# Dataverse API workflow

Agenda:

-  Get the list of DOIs of R packages

-  For each package get a list of files that it contains

-  Download the files

In [1]:
import requests
import re

In [2]:
# some constants
dataverse_key = "2a301287-c8e8-43f5-9862-cf084b310341"
max_retries=5

# defining some constants
r_file_query = "fileContentType:type/x-r-syntax"

# initialize variables to store current state of scraping
page_num = 0
r_dois = []

# 1. Get the list of DOIs

In [3]:
myresults = requests.get("https://dataverse.harvard.edu/api/search/", 
                         params= {"q": r_file_query, "type": "file",
                                              "key": dataverse_key, "start": str(1000 * page_num),
                                              "per_page": str(1000)}).json()['data']['items']

print("Parsing results from page {}...".format(page_num))

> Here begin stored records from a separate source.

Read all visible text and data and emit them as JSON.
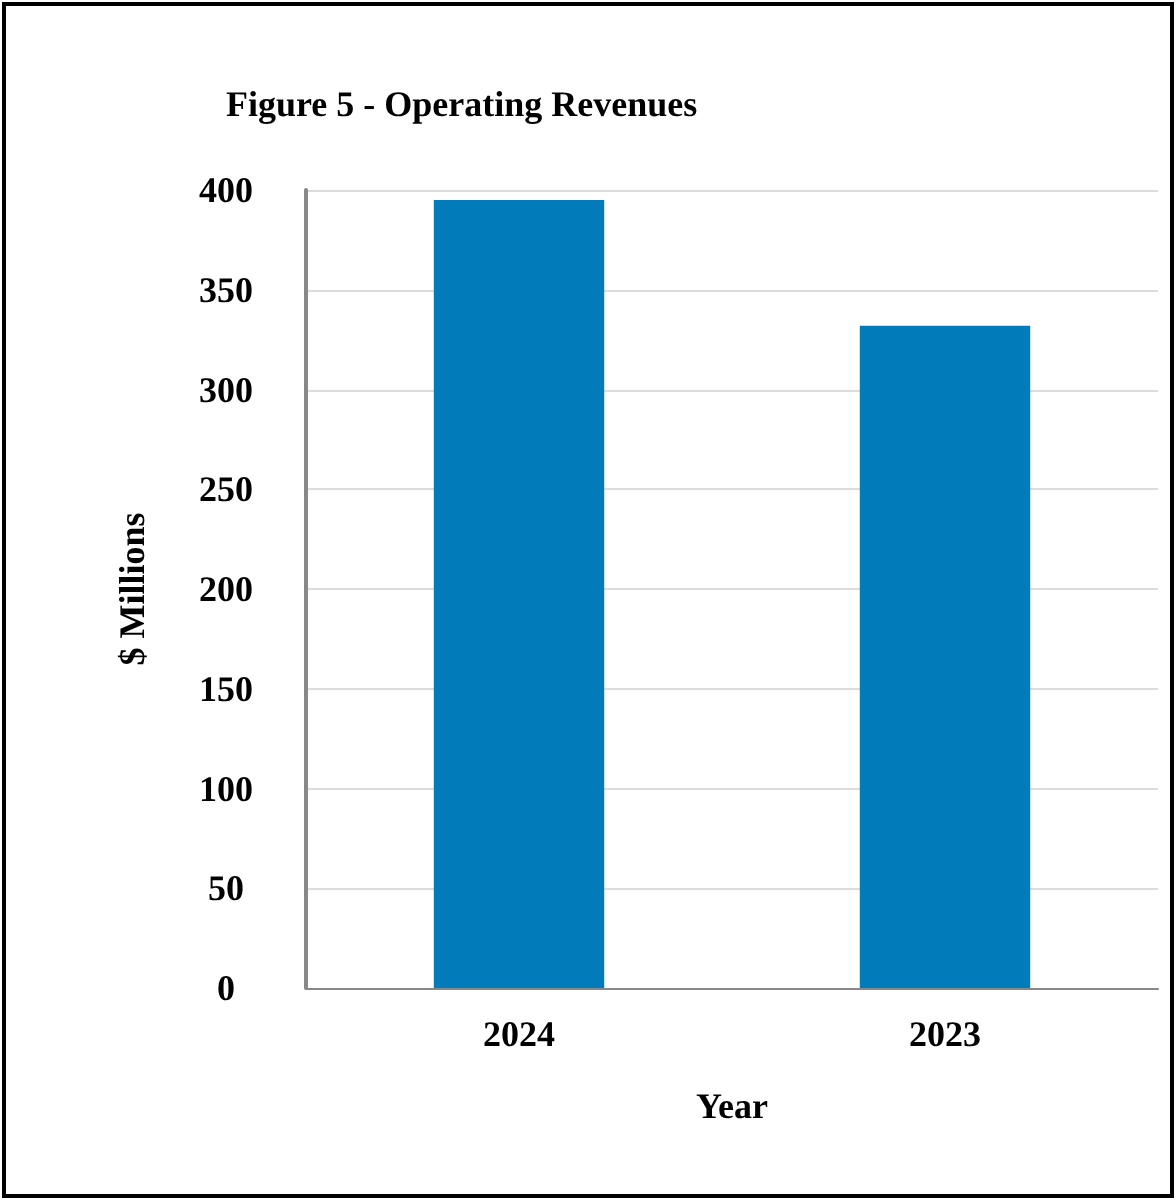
{
  "chart_data": {
    "type": "bar",
    "title": "Figure 5 - Operating Revenues",
    "xlabel": "Year",
    "ylabel": "$ Millions",
    "categories": [
      "2024",
      "2023"
    ],
    "values": [
      395,
      332
    ],
    "color": "#027bbb",
    "ylim": [
      0,
      400
    ],
    "yticks": [
      0,
      50,
      100,
      150,
      200,
      250,
      300,
      350,
      400
    ],
    "grid": "y"
  }
}
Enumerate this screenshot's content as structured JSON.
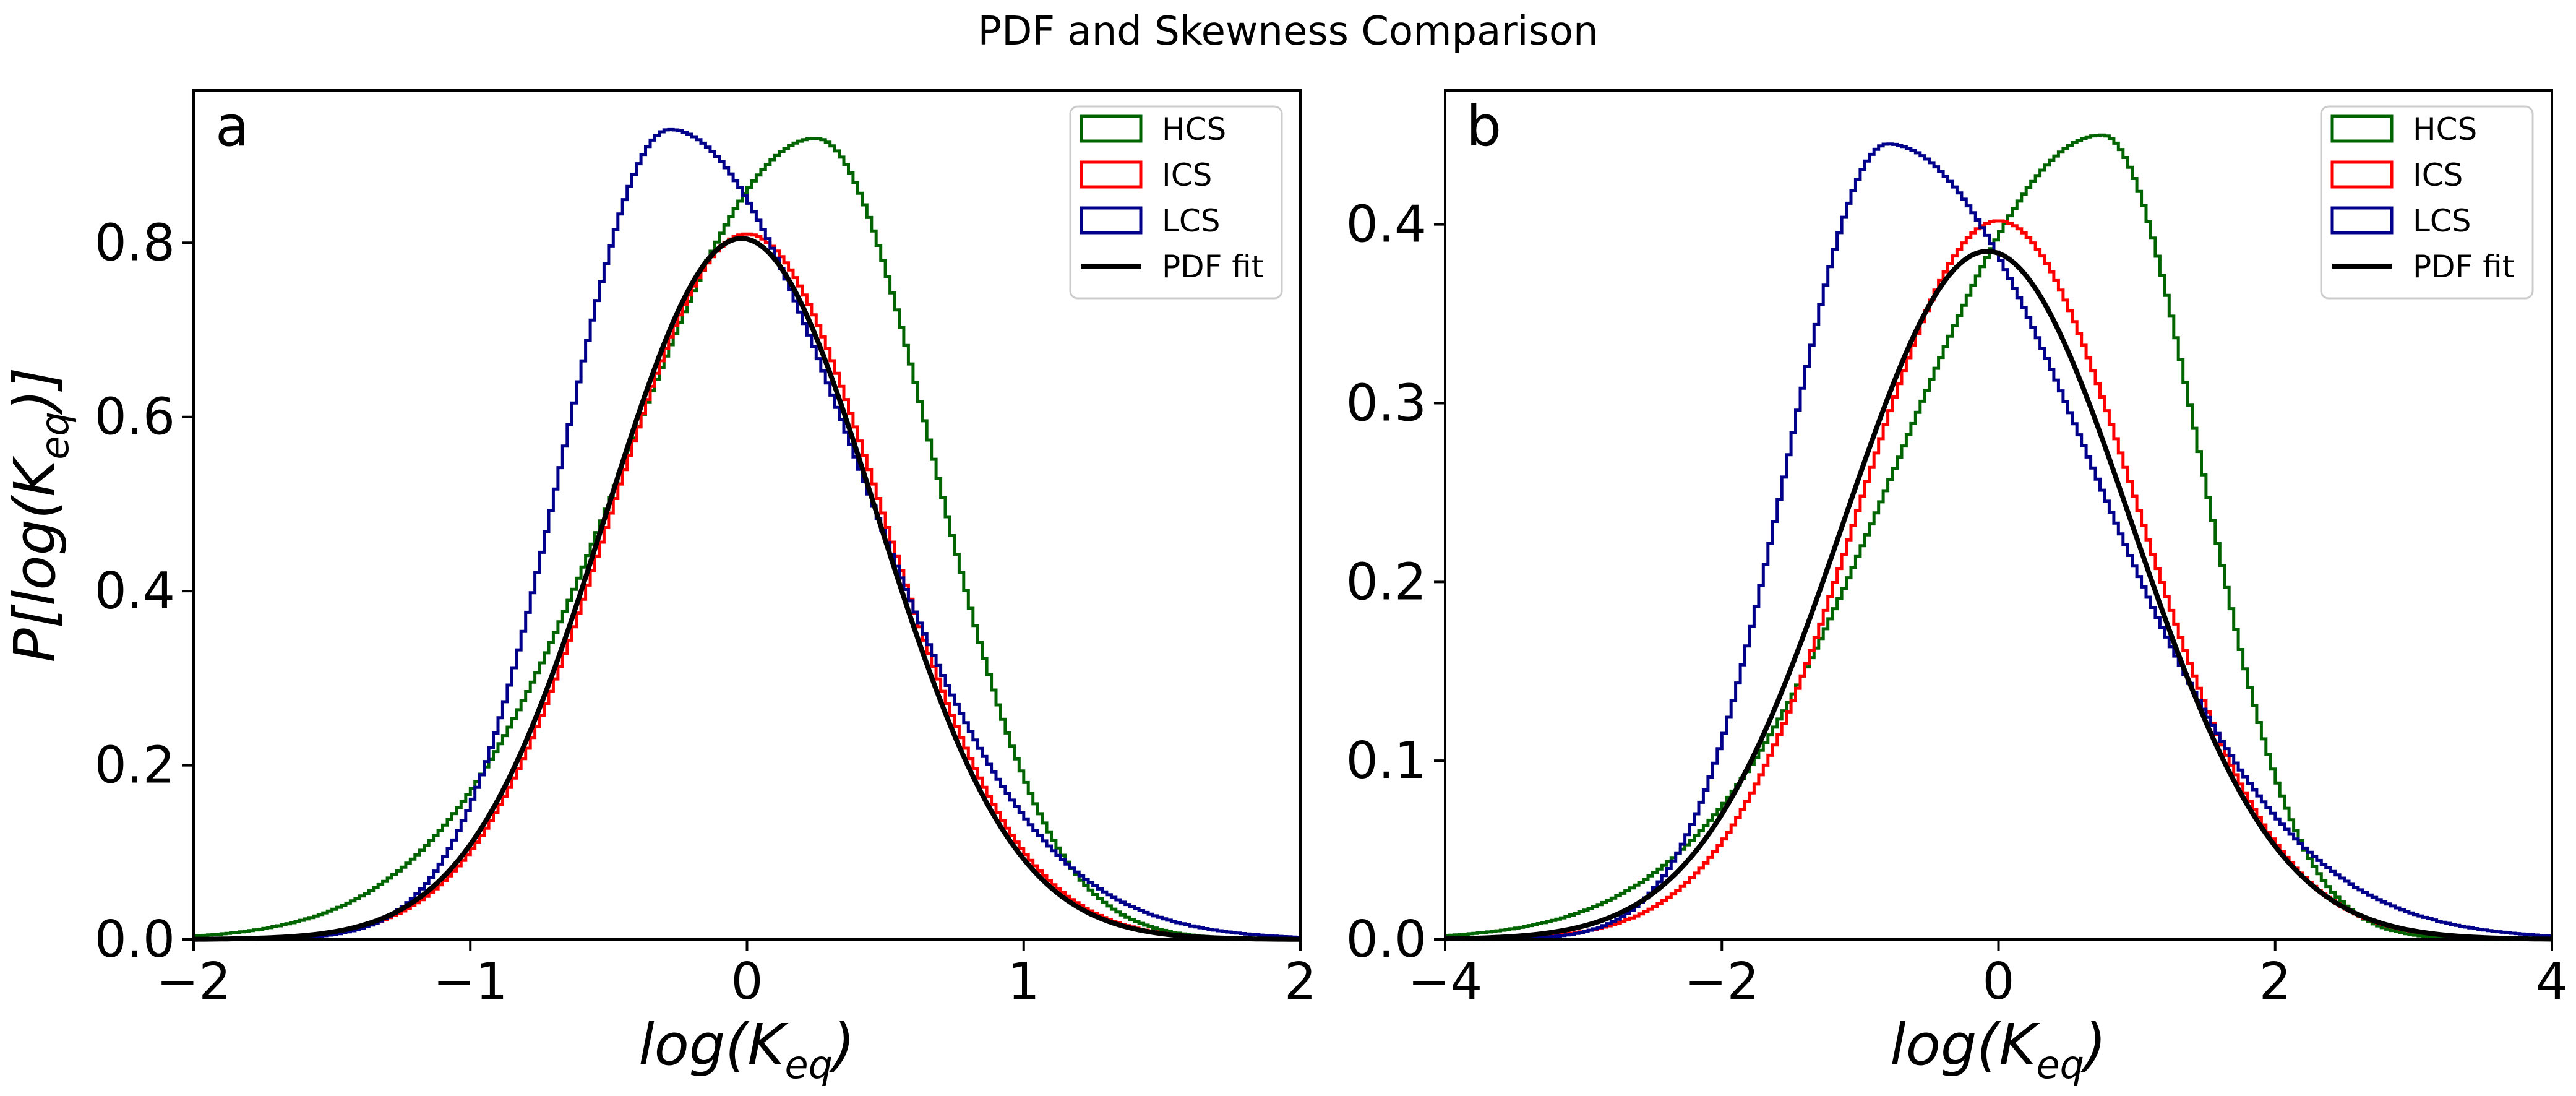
{
  "figure": {
    "title": "PDF and Skewness Comparison"
  },
  "colors": {
    "HCS": "#006400",
    "ICS": "#ff0000",
    "LCS": "#00008b",
    "fit": "#000000"
  },
  "chart_data": [
    {
      "type": "line",
      "panel_label": "a",
      "xlabel_base": "log(K",
      "xlabel_sub": "eq",
      "xlabel_close": ")",
      "ylabel_base": "P[log(K",
      "ylabel_sub": "eq",
      "ylabel_close": ")]",
      "xlim": [
        -2,
        2
      ],
      "ylim": [
        0,
        0.975
      ],
      "xticks": [
        -2,
        -1,
        0,
        1,
        2
      ],
      "xtick_labels": [
        "−2",
        "−1",
        "0",
        "1",
        "2"
      ],
      "yticks": [
        0.0,
        0.2,
        0.4,
        0.6,
        0.8
      ],
      "ytick_labels": [
        "0.0",
        "0.2",
        "0.4",
        "0.6",
        "0.8"
      ],
      "grid": false,
      "legend_position": "top-right",
      "series": [
        {
          "name": "HCS",
          "key": "HCS",
          "style": "step",
          "params": {
            "type": "skew",
            "mode": 0.25,
            "sl": 0.68,
            "sr": 0.42,
            "amp": 0.92
          },
          "x_range": [
            -2,
            2,
            240
          ]
        },
        {
          "name": "ICS",
          "key": "ICS",
          "style": "step",
          "params": {
            "type": "normal",
            "mu": 0.0,
            "sigma": 0.49,
            "amp": 0.81
          },
          "x_range": [
            -2,
            2,
            240
          ]
        },
        {
          "name": "LCS",
          "key": "LCS",
          "style": "step",
          "params": {
            "type": "skew",
            "mode": -0.28,
            "sl": 0.38,
            "sr": 0.66,
            "amp": 0.93
          },
          "x_range": [
            -2,
            2,
            240
          ]
        },
        {
          "name": "PDF fit",
          "key": "fit",
          "style": "line",
          "params": {
            "type": "normal",
            "mu": -0.02,
            "sigma": 0.49,
            "amp": 0.805
          },
          "x_range": [
            -2,
            2,
            200
          ]
        }
      ]
    },
    {
      "type": "line",
      "panel_label": "b",
      "xlabel_base": "log(K",
      "xlabel_sub": "eq",
      "xlabel_close": ")",
      "xlim": [
        -4,
        4
      ],
      "ylim": [
        0,
        0.475
      ],
      "xticks": [
        -4,
        -2,
        0,
        2,
        4
      ],
      "xtick_labels": [
        "−4",
        "−2",
        "0",
        "2",
        "4"
      ],
      "yticks": [
        0.0,
        0.1,
        0.2,
        0.3,
        0.4
      ],
      "ytick_labels": [
        "0.0",
        "0.1",
        "0.2",
        "0.3",
        "0.4"
      ],
      "grid": false,
      "legend_position": "top-right",
      "series": [
        {
          "name": "HCS",
          "key": "HCS",
          "style": "step",
          "params": {
            "type": "skew",
            "mode": 0.75,
            "sl": 1.45,
            "sr": 0.7,
            "amp": 0.45
          },
          "x_range": [
            -4,
            4,
            240
          ]
        },
        {
          "name": "ICS",
          "key": "ICS",
          "style": "step",
          "params": {
            "type": "normal",
            "mu": 0.0,
            "sigma": 1.0,
            "amp": 0.402
          },
          "x_range": [
            -4,
            4,
            240
          ]
        },
        {
          "name": "LCS",
          "key": "LCS",
          "style": "step",
          "params": {
            "type": "skew",
            "mode": -0.8,
            "sl": 0.72,
            "sr": 1.45,
            "amp": 0.445
          },
          "x_range": [
            -4,
            4,
            240
          ]
        },
        {
          "name": "PDF fit",
          "key": "fit",
          "style": "line",
          "params": {
            "type": "normal",
            "mu": -0.08,
            "sigma": 1.04,
            "amp": 0.385
          },
          "x_range": [
            -4,
            4,
            200
          ]
        }
      ]
    }
  ]
}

Parsing results from page 0...


## extract the DOI (if any) from the result

In [4]:
for myresult in myresults:
    doi_match = re.search("(doi:[^,]*)", myresult['dataset_persistent_id'])
    if doi_match:
        r_dois.append(doi_match.group(1) + '\n')

In [5]:
myresults[1]

{u'checksum': {u'type': u'MD5', u'value': u'4b077329d83599e1f59cc779d9477a02'},
 u'dataset_citation': u'Dolezal, Martin; Ennser-Jedenastik, Laurenz; M\xc3\xbcller, Wolfgang C.; Winkler, Anna Katharina, 2016, "Replication data for: Analyzing Manifestos in their Electoral Context: A New Approach Applied to Austria, 2002\xe2\x80\x932008", https://doi.org/10.7910/DVN/27864, Harvard Dataverse, V1',
 u'dataset_id': u'46890',
 u'dataset_name': u'Replication data for: Analyzing Manifestos in their Electoral Context: A New Approach Applied to Austria, 2002\xe2\x80\x932008',
 u'dataset_persistent_id': u'doi:10.7910/DVN/27864',
 u'description': u'',
 u'file_content_type': u'type/x-r-syntax',
 u'file_id': u'2507267',
 u'file_persistent_id': u'doi:10.7910/DVN/27864/EDKVG8',
 u'file_type': u'R Syntax',
 u'md5': u'4b077329d83599e1f59cc779d9477a02',
 u'name': u'replication appendix.r',
 u'published_at': u'2016-03-11T17:54:53Z',
 u'size_in_bytes': 26833,
 u'type': u'file',
 u'url': u'https://dataverse.

In [6]:
doi = r_dois[1]
doi

u'doi:10.7910/DVN/27864\n'

# 2. Get the list of files in the package

In [7]:
files = requests.get(
        "https://dataverse.harvard.edu/api/datasets/export?exporter=dataverse_json&persistentId={0}".format(doi),
        params= {"key": dataverse_key})

In [12]:
files.json().keys()

[u'publisher',
 u'protocol',
 u'authority',
 u'datasetVersion',
 u'publicationDate',
 u'persistentUrl',
 u'identifier',
 u'id']

In [13]:
import json
json_data = json.loads(files.text)

## find in dict the list of files 

In [14]:
files_list = json_data['datasetVersion']['files']

In [15]:
files_list[1]

{u'dataFile': {u'contentType': u'text/plain; charset=US-ASCII',
  u'description': u'',
  u'filename': u'crimpunish.csv',
  u'id': 2507229,
  u'md5': u'7f9aec0fb547c6dd39edff91b5a85279',
  u'originalFormatLabel': u'UNKNOWN',
  u'storageIdentifier': u'266210'},
 u'datasetVersionId': 42985,
 u'description': u'',
 u'label': u'crimpunish.csv',
 u'version': 1}

# 3. Get each file contents

In [16]:
f = files_list[1]
filename = f['dataFile']['filename']
fileid = f['dataFile']['id']
fileid

2507229

In [17]:
response = requests.get("https://dataverse.harvard.edu/api/access/datafile/" + 
                            str(fileid), params={"key": dataverse_key})

In [18]:
response

<Response [200]>